Из книги Оноре Мирабо «Прусская монархия»:

«Война — национальный промысел Пруссии».

Кургинян: Оноре Мирабо — это деятель Французской революции, кстати — умеренный, жирондист, не якобинец, которого никак нельзя причислить к сторонникам товарища Сталина или кому-то еще. Это была единая, очень распространенная точка зрения. Германия — это война, и если она объединяется, это все начинается снова. А теперь я хотел бы предоставить слово моему свидетелю Владиславу Петровичу Терехову, профессору МГИМО, заслуженному работнику дипломатической службы, который в 1990-97-м годах был Чрезвычайным и Полномочным послом СССР в Германии. Если мы все время говорим об объединении, то разделение это что? Это какой-то органический, глубокий процесс или это что-то поверхностное? Две системы столкнулись и разделились.

Терехов: Вопрос о судьбе Германии возник еще во время войны, когда союзники впервые встретились в Тегеране. Уже тогда возник вопрос, какой будет Германия после победы союзников. Что с ней делать. Известно, что на Западе существовали разные варианты обращения с будущей Германией. Существовали планы разделения ее на несколько государств. И эти планы довольно долго держались на плаву. Западные державы хотели исключить Германию из числа своих конкурентов и задавить ее таким образом, чтобы она больше не всплывала на поверхности как серьезный противник. Но очень скоро там поняли, что этот вариант, наверно, будет менее благоприятным. Тем более что и Советский Союз выступил тогда против деления Германии на несколько частей еще на Тегеранской конференции. И в дальнейшем жестко придерживался этой позиции. И не случайно Сталин говорил, что Гитлеры приходят и уходят, а народ германский, государство германское остается. Мы не ставили вопрос о том, чтобы Германия стала членом, скажем, Варшавского Договора, который возник несколько позже. В то время, как западные державы считали с самого начала, что главным условием объединения Германии должна быть ее принадлежность к военно-политическому блоку западному, то есть к НАТО. Вот на этом мы и разошлись. Германия была разделена на четыре зоны оккупации.
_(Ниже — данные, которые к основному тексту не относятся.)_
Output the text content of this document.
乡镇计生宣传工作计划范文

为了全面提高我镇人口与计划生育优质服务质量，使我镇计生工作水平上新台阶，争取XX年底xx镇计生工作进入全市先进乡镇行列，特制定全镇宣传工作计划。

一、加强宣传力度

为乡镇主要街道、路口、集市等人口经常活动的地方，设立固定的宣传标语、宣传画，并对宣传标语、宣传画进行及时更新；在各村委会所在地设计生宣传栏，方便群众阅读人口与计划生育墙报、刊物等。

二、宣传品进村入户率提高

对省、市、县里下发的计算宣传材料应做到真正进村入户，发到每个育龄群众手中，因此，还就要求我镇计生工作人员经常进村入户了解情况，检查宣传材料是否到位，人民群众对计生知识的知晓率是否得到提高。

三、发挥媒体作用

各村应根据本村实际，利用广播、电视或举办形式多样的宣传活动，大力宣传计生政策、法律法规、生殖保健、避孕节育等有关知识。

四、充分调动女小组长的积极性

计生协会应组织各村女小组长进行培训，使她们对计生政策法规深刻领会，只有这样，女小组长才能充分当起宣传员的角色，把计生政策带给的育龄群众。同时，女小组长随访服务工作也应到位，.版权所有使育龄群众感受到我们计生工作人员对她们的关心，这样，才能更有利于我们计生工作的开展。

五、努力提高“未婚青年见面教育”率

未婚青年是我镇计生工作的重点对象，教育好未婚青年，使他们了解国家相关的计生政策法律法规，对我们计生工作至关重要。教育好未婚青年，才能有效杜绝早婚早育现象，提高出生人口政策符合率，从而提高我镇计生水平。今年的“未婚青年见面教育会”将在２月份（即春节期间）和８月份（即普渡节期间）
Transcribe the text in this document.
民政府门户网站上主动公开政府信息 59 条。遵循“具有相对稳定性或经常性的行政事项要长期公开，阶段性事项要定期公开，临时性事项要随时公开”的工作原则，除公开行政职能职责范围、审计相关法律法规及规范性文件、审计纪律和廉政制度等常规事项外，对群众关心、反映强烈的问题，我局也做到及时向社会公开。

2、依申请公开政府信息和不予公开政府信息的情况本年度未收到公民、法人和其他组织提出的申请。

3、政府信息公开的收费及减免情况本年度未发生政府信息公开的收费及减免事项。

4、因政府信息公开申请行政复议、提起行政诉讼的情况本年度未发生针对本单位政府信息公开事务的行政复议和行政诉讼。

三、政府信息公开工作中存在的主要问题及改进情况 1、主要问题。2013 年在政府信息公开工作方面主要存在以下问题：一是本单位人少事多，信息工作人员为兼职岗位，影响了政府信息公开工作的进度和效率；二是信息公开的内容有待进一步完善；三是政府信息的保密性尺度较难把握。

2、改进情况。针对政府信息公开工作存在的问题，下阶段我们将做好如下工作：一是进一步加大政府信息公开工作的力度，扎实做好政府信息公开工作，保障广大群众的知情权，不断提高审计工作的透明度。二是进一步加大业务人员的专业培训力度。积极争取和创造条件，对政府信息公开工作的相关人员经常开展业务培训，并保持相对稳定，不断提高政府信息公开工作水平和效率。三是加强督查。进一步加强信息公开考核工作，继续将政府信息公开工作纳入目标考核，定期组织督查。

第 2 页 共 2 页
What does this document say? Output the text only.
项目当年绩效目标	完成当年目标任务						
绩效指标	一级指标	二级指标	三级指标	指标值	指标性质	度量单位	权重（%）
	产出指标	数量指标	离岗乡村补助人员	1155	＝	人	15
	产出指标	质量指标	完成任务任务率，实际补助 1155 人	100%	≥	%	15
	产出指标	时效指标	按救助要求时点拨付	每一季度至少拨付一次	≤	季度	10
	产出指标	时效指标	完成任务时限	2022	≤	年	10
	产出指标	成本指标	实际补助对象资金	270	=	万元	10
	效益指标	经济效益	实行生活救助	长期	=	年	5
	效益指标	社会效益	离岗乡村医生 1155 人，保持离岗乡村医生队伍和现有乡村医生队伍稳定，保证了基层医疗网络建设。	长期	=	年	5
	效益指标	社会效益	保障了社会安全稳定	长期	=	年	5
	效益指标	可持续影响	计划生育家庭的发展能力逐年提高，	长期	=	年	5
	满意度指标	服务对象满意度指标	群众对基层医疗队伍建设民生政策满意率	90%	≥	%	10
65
Это в известной мере было, конечно, наказанием Германии. Но главное — это были так называемые «4Д», четыре пункта, которые предусматривали демилитаризацию, денацификацию Германии, декапитализацию — то есть разрушение системы картелей, которая там существовала…

Зоны оккупации Германии по Потсдамскому соглашению 1945 г.

Сванидзе: Ваше время истекает. Завершайте, хорошо? Вернее, оно уже истекло.

Терехов: По всем этим вопросам спор шел в течение 45 лет практически. И мы подошли к такой сложной ситуации только к началу перестройки. Но об этом речь пойдет у нас, видимо, несколько позже.

Сванидзе: Спасибо. Прошу вас, сторона защиты может задать вопросы свидетелю обвинения.

Млечин: …я хотел бы зафиксировать, мы с Вами тут единомышленники, что первоначально советское руководство, Сталин не собирался делить Германию. Это не входило в его первоначальные планы. Да?

Терехов: Первоначально было достигнуто согласие о временном разделении Германии на четыре части, на четыре оккупационные зоны…

Млечин: Ну, это очень временно.

Терехов: Это было реализовано. Но это время оказалось очень длительным. Оно продолжалось 45 лет.

Млечин: Я хочу… давайте, мы послушаем вашего предшественника на посту посла в Федеративной Республике Германии — Валентин Михайлович Фалин. Доказательство № 1.

Материалы по делу.

Посол СССР в ФРГ Фалин В. М.: «В 47-м году мы предлагаем проведение свободных выборов во всей Германии в расчете на то, что результатом выборов будет создание германской республики с общественным строем типа Веймарской. То есть никакого социализма».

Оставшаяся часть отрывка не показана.